È quanto emerge dal 4° Rapporto sui crimini agroalimentari in Italia illustrato a Roma alla presenza dei ministri delle Politiche agricole, Maurizio Martina, e della Giustizia, Andrea Orlando, della presidente della Commissione parlamentare antimafia, Rosy Bindi, e di altre autorità. Come hanno sottolineato sia il presidente di Coldiretti, Roberto Moncalvo, che quello di Eurispes Gian Maria Fara, che ha collaborato alla stesura del rapporto, il business delle agromafie supera un valore stimato di 16 miliardi, frutto di reati ai danni degli agricoltori quali usura, racket ed estorsioni, abusivismo edilizio, danneggiamenti e minacce alle piantagioni, costrizione a vendere determinate marche e non altre. Dal punto di vista giudiziario, ha sottolineato l’ex-magistrato Gian Carlo Caselli, che presiede il Comitato scientifico dell’Osservatorio sulla criminalità in agricoltura e sul sistema agroalimentare, l’apparato di leggi e controlli disponibili appare di buon livello, ma il tasso di criminalità nel settore rimane molto alto e, quindi, lo Stato è chiamato a tenere la guardia alta su più fronti.

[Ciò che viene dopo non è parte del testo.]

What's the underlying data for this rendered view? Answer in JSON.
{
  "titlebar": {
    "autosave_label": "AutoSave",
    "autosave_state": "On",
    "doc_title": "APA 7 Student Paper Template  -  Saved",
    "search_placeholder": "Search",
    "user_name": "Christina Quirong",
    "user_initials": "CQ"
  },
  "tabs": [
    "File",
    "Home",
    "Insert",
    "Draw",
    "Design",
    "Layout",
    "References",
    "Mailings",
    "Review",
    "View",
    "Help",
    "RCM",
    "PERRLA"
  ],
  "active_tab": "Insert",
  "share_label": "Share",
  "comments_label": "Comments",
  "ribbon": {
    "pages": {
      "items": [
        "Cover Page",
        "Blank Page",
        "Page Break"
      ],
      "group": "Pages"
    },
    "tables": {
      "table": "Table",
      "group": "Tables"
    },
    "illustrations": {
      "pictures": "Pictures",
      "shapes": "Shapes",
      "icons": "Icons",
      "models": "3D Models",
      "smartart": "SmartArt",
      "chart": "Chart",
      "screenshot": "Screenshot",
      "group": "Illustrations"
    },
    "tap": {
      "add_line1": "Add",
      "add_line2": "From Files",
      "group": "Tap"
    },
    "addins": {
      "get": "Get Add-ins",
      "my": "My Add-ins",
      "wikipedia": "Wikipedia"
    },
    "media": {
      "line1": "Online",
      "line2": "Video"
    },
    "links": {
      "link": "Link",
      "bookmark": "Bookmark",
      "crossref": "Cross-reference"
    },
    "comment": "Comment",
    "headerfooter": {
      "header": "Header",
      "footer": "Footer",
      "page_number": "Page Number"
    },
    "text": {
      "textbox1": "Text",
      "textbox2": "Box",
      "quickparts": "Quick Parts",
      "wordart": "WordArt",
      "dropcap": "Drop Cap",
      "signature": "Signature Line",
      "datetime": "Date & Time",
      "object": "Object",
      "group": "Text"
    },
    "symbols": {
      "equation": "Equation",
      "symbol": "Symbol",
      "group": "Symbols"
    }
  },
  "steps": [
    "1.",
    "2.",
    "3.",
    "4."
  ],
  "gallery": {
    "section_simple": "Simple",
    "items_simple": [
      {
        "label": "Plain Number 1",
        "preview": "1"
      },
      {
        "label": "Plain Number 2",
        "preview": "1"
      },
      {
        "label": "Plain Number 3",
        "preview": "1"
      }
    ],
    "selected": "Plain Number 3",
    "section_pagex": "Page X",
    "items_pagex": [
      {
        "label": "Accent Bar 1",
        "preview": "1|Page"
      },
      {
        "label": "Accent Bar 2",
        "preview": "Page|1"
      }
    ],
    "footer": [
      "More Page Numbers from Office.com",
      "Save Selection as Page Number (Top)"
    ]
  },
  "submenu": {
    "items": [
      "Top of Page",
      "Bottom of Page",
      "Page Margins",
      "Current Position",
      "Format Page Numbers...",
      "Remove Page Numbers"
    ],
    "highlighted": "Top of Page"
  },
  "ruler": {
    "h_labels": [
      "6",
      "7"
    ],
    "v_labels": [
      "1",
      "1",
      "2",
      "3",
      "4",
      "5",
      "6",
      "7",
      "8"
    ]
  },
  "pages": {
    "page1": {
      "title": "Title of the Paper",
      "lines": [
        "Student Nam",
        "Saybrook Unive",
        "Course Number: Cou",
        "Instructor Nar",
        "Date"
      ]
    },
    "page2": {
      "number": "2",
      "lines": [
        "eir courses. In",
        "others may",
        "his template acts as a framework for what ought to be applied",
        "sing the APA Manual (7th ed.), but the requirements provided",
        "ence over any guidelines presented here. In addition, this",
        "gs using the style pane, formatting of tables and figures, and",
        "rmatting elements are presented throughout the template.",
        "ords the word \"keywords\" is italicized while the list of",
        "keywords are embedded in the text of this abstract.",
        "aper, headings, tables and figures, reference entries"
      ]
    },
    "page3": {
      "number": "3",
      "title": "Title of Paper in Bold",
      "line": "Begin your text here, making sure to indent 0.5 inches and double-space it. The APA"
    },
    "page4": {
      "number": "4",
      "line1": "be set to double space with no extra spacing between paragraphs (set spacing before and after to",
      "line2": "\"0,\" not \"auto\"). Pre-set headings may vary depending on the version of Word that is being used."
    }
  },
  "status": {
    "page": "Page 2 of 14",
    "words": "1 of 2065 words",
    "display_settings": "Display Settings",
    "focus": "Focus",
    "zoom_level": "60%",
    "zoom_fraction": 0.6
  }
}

L’indice di organizzazione criminale in agricoltura. Quando si parla di criminalità che agisce nel settore agricolo è chiaro che si pensa alle regioni e ai territori dove maggiore è la concentrazione d’imprese agricole: in particolare, il Mezzogiorno e il Centro-Sud Italia in genere, pur registrando un notevole numero di aziende anche nel nord del Paese, specie nella pianura Padana. Ebbene, dal rapporto emerge una mappatura della criminalità agricola impressionante. Nel testo si parla di “intensità dell’associazionismo criminale elevata nel Mezzogiorno”. Emerge anche nel Centro Italia un “grado di penetrazione forte e stabile in Abruzzo e Umbria, in alcune zone delle Marche, nel Grossetano e nel Lazio”. Fenomeni minori per intensità e presenza si registrano nelle regioni del Centro-Nord. Eurispes e Coldiretti hanno stilato una sorta di graduatoria dei livelli criminali in agricoltura e i risultati sono questi: l’indice di organizzazione criminale (Ioc) è 100 – il più grave – a Ragusa. Seguono Reggio Calabria (99,4), Napoli (78,9), Pescara (71,4), Caltanissetta (69,4), Caserta (68,4), Foggia (67,4) e una ventina di province del Centro-Sud Italia compresa la Sardegna con livelli attorno a 50-40. All’estremo opposto, di scarsa presenza di organizzazioni criminali nelle agromafie, ci sono le Province di Lecco (zero rilevazioni), Monza (0,1), Treviso (0,5), Trento (0,6), Belluno (0,9), Bolzano (1,5) e così salendo. Tra le province della pianura Padana, per fare un esempio, Reggio Emilia ha uno “Ioc” di 10,4, Verona 11,5, Bologna 15,2, Padova 11…
Le contromisure all’“italian sounding”.

Il problema delle falsificazioni alimentari è molto sentito perché trasversale ai vari comparti dell’attività agricola e di trasformazione alimentare. Mozzarelle campane, parmigiano reggiano, grana padano, gorgonzola, provolone, pecorino romano, e poi i prosciutti Parma e San Daniele, o il pomodoro San Marzano o i tanti vini di alta qualità di ogni regione italiana: sono alcuni dei prodotti del nostro Paese che vengono copiati, falsificati, venduti sui mercati internazionali da produttori senza scrupoli che spacciano per “Made in Italy” quanto in realtà è pura imitazione se non criminale manipolazione. Questo fenomeno, ormai abbastanza conosciuto come “italian sounding” (cioè qualcosa che “suona” come italiano pur non essendolo), ha un peso economico molto alto: da stime dell’Eurispes si tratterebbe di circa 60 miliardi di fatturato sottratto ai produttori nazionali.